Devastation in the West

Wildfires rage in California, Oregon, and More

It’s been a month since Gavin Newsom declared a state of emergency for the state of California.  Since that day millions of acres along the west coast have gone ablaze.  Thousands of people have evacuated their homes, and storms of smoke have taken the skies.  Here is a breakdown on how wildfire is tearing through the country.

The Numbers

The BBC cited lightening strikes as a main catalyst for the fires, adding that warm temperatures and dry climate have exacerbated the situation.  The U.S. National Interagency Fire Center reports  106 large wildfires spreading across the western US.  Fire officials said over 17,000 firefighters in California alone are taking on these flames.      

According to the National Interagency Fire Center, 6.7m acres (2.7m hectares) have been burned this year, so far.

Reports from scientists indicate the region has not had as much devastation in 18 years

Recipe for Crisis

“There are four key ingredients to the disastrous wildfire seasons in the West,” said Kendra Pierre-Louis and John Schwartz in the New York Times.  

  • California has a changing climate that makes it susceptible to fire.  Vegetation that dries out in the summer becomes prime kindling.
  • People are prone to starting fires even if it’s not on purpose.  Examples include falling power lines and fireworks.
  • The act of suppressing wildfire can backfire when a fire is not allowed to run its course.  Plants can accumulate in places that didn’t burn all the way, leaving more fuel for the next fire.
  • In the fall, the Santa Ana winds blow dry air from the Great Basin, making fire spread 3 times as fast.

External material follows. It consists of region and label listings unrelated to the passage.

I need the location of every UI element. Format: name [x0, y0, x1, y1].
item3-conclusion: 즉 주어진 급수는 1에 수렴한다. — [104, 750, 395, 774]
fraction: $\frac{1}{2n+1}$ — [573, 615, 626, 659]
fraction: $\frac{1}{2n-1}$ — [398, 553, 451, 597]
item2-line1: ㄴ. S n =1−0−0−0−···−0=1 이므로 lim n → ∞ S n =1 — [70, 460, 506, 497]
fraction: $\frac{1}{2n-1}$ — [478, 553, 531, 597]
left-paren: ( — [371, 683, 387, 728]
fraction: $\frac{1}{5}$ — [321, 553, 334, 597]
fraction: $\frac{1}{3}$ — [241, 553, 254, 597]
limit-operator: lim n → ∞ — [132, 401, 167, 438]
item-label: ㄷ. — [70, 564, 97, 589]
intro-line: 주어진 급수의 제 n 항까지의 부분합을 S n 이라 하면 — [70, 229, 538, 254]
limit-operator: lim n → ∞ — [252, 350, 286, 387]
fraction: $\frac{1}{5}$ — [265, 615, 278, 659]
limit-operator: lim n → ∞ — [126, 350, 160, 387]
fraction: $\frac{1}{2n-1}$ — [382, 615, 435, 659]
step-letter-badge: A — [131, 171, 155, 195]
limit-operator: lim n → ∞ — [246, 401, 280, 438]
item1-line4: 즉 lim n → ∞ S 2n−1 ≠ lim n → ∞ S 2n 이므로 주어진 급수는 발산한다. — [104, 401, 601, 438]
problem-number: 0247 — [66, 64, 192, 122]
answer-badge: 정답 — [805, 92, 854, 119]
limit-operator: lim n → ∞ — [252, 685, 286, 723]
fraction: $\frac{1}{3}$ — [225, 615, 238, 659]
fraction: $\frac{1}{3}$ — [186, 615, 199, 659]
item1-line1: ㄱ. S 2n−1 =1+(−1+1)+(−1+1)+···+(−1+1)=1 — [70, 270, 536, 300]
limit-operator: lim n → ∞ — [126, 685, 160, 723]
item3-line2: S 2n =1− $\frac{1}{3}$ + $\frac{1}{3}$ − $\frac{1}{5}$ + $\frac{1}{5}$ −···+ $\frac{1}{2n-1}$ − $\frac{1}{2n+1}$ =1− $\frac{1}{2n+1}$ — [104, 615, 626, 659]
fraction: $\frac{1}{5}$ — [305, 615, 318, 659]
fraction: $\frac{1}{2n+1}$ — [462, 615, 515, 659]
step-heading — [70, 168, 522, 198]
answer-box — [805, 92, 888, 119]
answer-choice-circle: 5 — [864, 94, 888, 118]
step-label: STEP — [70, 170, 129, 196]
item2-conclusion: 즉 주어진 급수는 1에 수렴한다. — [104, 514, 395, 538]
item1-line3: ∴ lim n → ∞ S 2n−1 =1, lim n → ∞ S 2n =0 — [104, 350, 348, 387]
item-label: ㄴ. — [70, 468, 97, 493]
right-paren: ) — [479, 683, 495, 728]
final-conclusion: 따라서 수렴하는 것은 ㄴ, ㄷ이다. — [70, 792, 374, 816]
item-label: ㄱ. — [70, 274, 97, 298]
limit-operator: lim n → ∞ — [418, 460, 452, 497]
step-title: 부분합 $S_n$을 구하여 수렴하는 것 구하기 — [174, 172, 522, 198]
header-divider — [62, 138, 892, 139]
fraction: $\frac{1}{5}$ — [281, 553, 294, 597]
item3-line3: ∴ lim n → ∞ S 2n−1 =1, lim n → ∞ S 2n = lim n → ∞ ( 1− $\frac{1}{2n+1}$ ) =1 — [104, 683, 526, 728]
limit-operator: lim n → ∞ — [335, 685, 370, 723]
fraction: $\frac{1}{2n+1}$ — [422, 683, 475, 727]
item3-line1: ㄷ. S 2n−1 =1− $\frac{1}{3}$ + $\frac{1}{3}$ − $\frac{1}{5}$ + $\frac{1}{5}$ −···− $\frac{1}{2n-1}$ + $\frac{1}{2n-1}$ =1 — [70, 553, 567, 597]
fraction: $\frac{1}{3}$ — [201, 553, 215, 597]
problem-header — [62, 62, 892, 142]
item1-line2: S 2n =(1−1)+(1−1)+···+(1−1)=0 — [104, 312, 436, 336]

Wildfire Smoke and COVID-19

From to the CDC:

  • “Exposure to air pollutants in wildfire smoke can irritate the lungs, cause inflammation, alter immune function, and increase susceptibility to respiratory infections, likely including COVID-19.”
  • Populations at risk to wildfire smoke include children under age 18, adults age 65 or older, pregnant women, people with chronic health conditions, outdoor workers, people of low socioeconomic status including those with limited access to healthcare.
  • “Respiratory symptoms such as dry cough, sore throat, and difficulty breathing are common to both wildfire smoke exposure and COVID-19.”